89. En l’espèce, faute d’avoir versé une quelconque provision, la demande reconventionnelle formée est irrecevable.

H. De la publication de la sentence et de la transmission de la sentence à l’UCI

90. Selon l’article 43 du Code, “la procédure instituée selon le présent Règlement de procédure est confidentielle. Les parties, les arbitres et le TAS s’engagent à ne pas divulguer à des tiers des faits ou autres informations ayant trait au litige et à la procédure. Les sentences ne sont pas publiées, sauf si la sentence elle-même le prévoit ou si toutes les parties y consentent”.

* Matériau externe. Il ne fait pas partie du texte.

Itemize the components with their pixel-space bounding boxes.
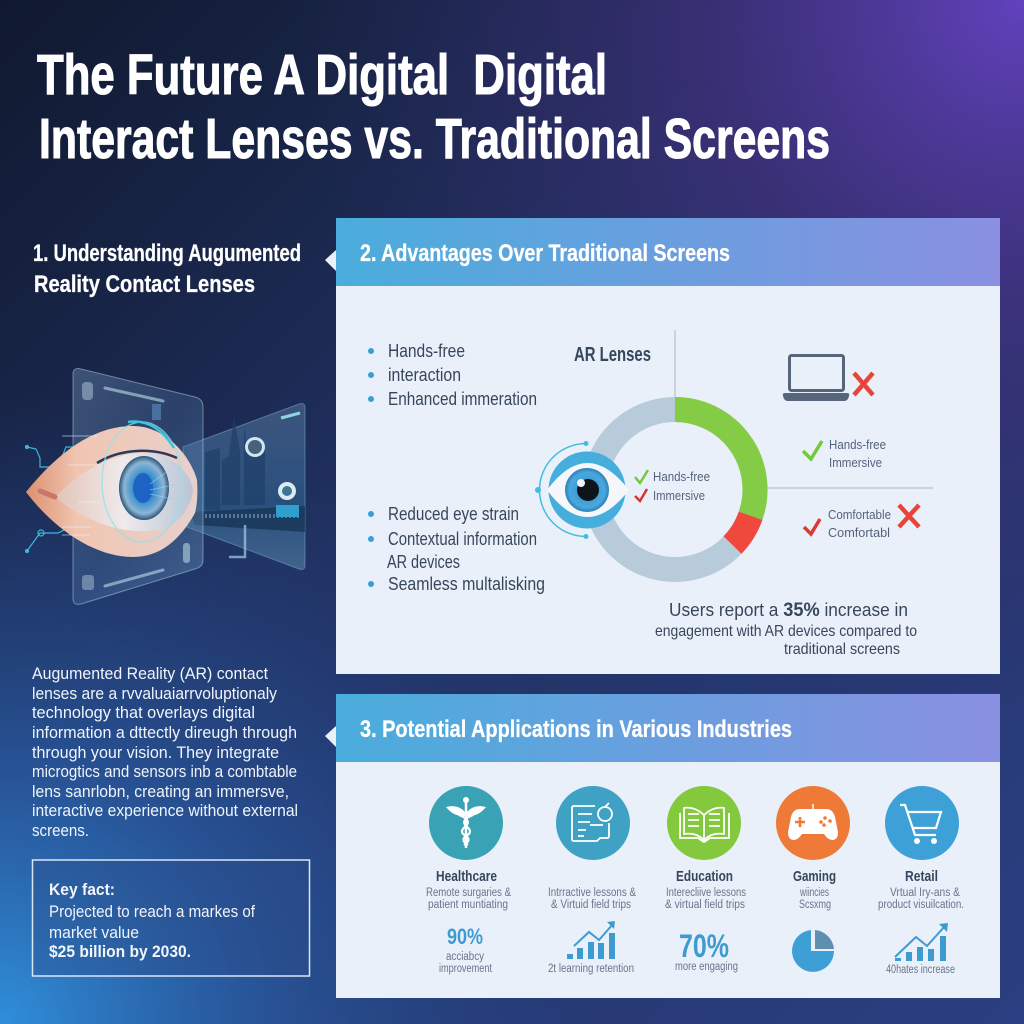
panel header: section 2 <box>336 218 1000 286</box>
list: AR benefits top: Hands-free <box>388 341 465 361</box>
text block: AR description: information a dttectly direugh through <box>32 723 297 742</box>
text block: 35% statistic: engagement with AR devices compared to <box>655 623 917 640</box>
list: AR benefits bottom: AR devices <box>387 552 460 572</box>
list: AR benefits bottom: Contextual information <box>388 529 537 549</box>
column: gaming: Scsxmg <box>799 899 831 911</box>
panel: advantages over traditional screens <box>336 218 1000 674</box>
text block: 35% statistic <box>655 600 917 658</box>
column: retail: Retail <box>905 868 938 885</box>
icon: caduceus <box>429 786 503 860</box>
callout: key fact <box>32 860 310 976</box>
callout: key fact: market value <box>49 923 139 942</box>
column: gaming <box>776 786 850 972</box>
comparison: comfortable: Comfortable <box>828 507 891 522</box>
column: interactive lessons: Intrractive lessons & <box>548 887 636 899</box>
panel header: section 2: 2. Advantages Over Traditional Screens <box>360 240 730 267</box>
column: gaming: Gaming <box>793 868 836 885</box>
text block: AR description: screens. <box>32 821 89 840</box>
text block: AR description: Augumented Reality (AR) contact <box>32 664 268 683</box>
callout: key fact: Projected to reach a markes of <box>49 902 255 921</box>
column: interactive lessons <box>548 786 636 975</box>
column: healthcare: Remote surgaries & <box>426 887 511 899</box>
icon: checklist with apple <box>556 786 630 860</box>
column: healthcare: improvement <box>439 963 493 975</box>
column: education: Education <box>676 868 733 885</box>
column: education: 70% <box>679 928 729 964</box>
text block: 35% statistic: traditional screens <box>784 641 900 658</box>
comparison inside donut: Hands-free <box>653 469 710 484</box>
text block: AR description <box>32 664 298 840</box>
list: AR benefits bottom <box>368 504 545 594</box>
icon: shopping cart <box>885 786 959 860</box>
comparison: hands-free, immersive: Immersive <box>829 455 882 470</box>
text block: AR description: microgtics and sensors inb a combtable <box>32 762 297 781</box>
pointer: section 3 <box>325 726 336 747</box>
text block: 35% statistic: Users report a 35% increase in <box>669 600 908 621</box>
heading: section 1: 1. Understanding Augumented <box>33 240 301 267</box>
title <box>37 43 830 171</box>
chart: rising bars <box>567 921 615 959</box>
eye <box>26 422 197 557</box>
comparison: hands-free, immersive: Hands-free <box>829 437 886 452</box>
text block: AR description: through your vision. They integrate <box>32 743 279 762</box>
panel: potential applications <box>336 694 1000 998</box>
column: gaming: wiincies <box>799 887 829 899</box>
column: retail <box>878 786 964 976</box>
text block: AR description: interactive experience without external <box>32 801 298 820</box>
text block: AR description: technology that overlays digital <box>32 703 255 722</box>
AR screen: interface panel <box>73 369 203 604</box>
comparison: hands-free, immersive <box>803 437 886 470</box>
comparison: comfortable: Comfortabl <box>828 525 890 540</box>
chart: rising bars <box>895 923 948 961</box>
column: healthcare: Healthcare <box>436 868 497 885</box>
icon: laptop with cross <box>783 356 873 401</box>
column: healthcare: patient muntiating <box>428 899 508 911</box>
column: retail: 40hates increase <box>886 964 955 976</box>
AR screen: city view <box>183 404 305 570</box>
comparison: comfortable <box>804 505 919 540</box>
list: AR benefits top: interaction <box>388 365 461 385</box>
heading: section 1 <box>33 240 301 298</box>
column: education: Interecliive lessons <box>666 887 746 899</box>
panel header: section 3 <box>336 694 1000 762</box>
panel header: section 3: 3. Potential Applications in Various Industries <box>360 716 792 743</box>
list: AR benefits top <box>368 341 537 409</box>
donut chart <box>595 410 755 570</box>
circuit lines <box>26 446 85 552</box>
column: interactive lessons: 2t learning retention <box>548 963 634 975</box>
icon: eye <box>535 441 629 539</box>
text block: AR description: lenses are a rvvaluaiarrvoluptionaly <box>32 684 277 703</box>
column: healthcare: 90% <box>447 924 483 949</box>
chart: pie <box>792 930 834 972</box>
comparison inside donut <box>635 469 710 503</box>
callout: key fact: Key fact: <box>49 880 115 899</box>
illustration: eye with AR screens <box>26 369 305 604</box>
icon: open book <box>667 786 741 860</box>
callout: key fact: $25 billion by 2030. <box>49 942 191 961</box>
heading: AR Lenses: AR Lenses <box>574 344 651 366</box>
column: healthcare <box>426 786 511 975</box>
column: education <box>665 786 746 973</box>
text block: AR description: lens sanrlobn, creating an immersve, <box>32 782 289 801</box>
column: education: & virtual field trips <box>665 899 745 911</box>
column: healthcare: acciabcy <box>446 951 484 963</box>
pointer: section 2 <box>325 250 336 271</box>
column: education: more engaging <box>675 961 738 973</box>
comparison inside donut: Immersive <box>653 488 705 503</box>
list: AR benefits top: Enhanced immeration <box>388 389 537 409</box>
title: The Future A Digital Digital <box>37 43 607 107</box>
heading: section 1: Reality Contact Lenses <box>34 271 255 298</box>
icon: game controller <box>776 786 850 860</box>
column: retail: Vrtual Iry-ans & <box>890 887 960 899</box>
column: interactive lessons: & Virtuid field trips <box>551 899 631 911</box>
column: retail: product visuilcation. <box>878 899 964 911</box>
list: AR benefits bottom: Seamless multalisking <box>388 574 545 594</box>
list: AR benefits bottom: Reduced eye strain <box>388 504 519 524</box>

91. En fin d’audience, la Formation a interpellé les Conseils des parties quant à une éventuelle publication de cette sentence. Le Conseil de M. Vladimir Gusev a indiqué qu’il s’en rapportait à l’appréciation de la Formation. Le Conseil d’Olympus sarl a quant à lui indiqué préférer que cette décision demeure confidentielle, néanmoins il a donné son accord pour soumettre la sentence à l’UCI.

92. Les Conseils des parties ont accepté la transmission de la sentence à l’UCI.

93. Les parties n’étant pas d’accord sur le sujet de la publication de la sentence, la Formation a décidé, en application de l’article R43 du Code, d’autoriser la publication de cette sentence par le TAS. En effet, cette mesure est justifiée pour compenser la publication par Olympus sarl d’un communiqué de presse attestant l’existence de soupçons de dopage chez M. Vladimir Gusev, suite à la résiliation du 23 juillet 2008. Pour le surplus, la Formation a décidé de transmettre cette sentence à l’UCI, aucune opposition n’ayant été formulée par les parties.

Le Tribunal Arbitral du Sport:

1. Déclare recevable la requête d’arbitrage déposée par M. Vladimir Gusev le 1er septembre 2008.

2. Déclare la requête d’arbitrage de M. Vladimir Gusev partiellement fondée.

3. Condamne Olympus sarl à payer à M. Vladimir Gusev la somme de EUR 654’166.67, avec intérêts à 5 % dès le 27 novembre 2008.

4. Autorise la publication de la sentence par le TAS.

5. Décide de transmettre la sentence à l’UCI.

6. (…).

7. (…).

8. Rejette toutes les autres, plus amples ou contraires conclusions des parties.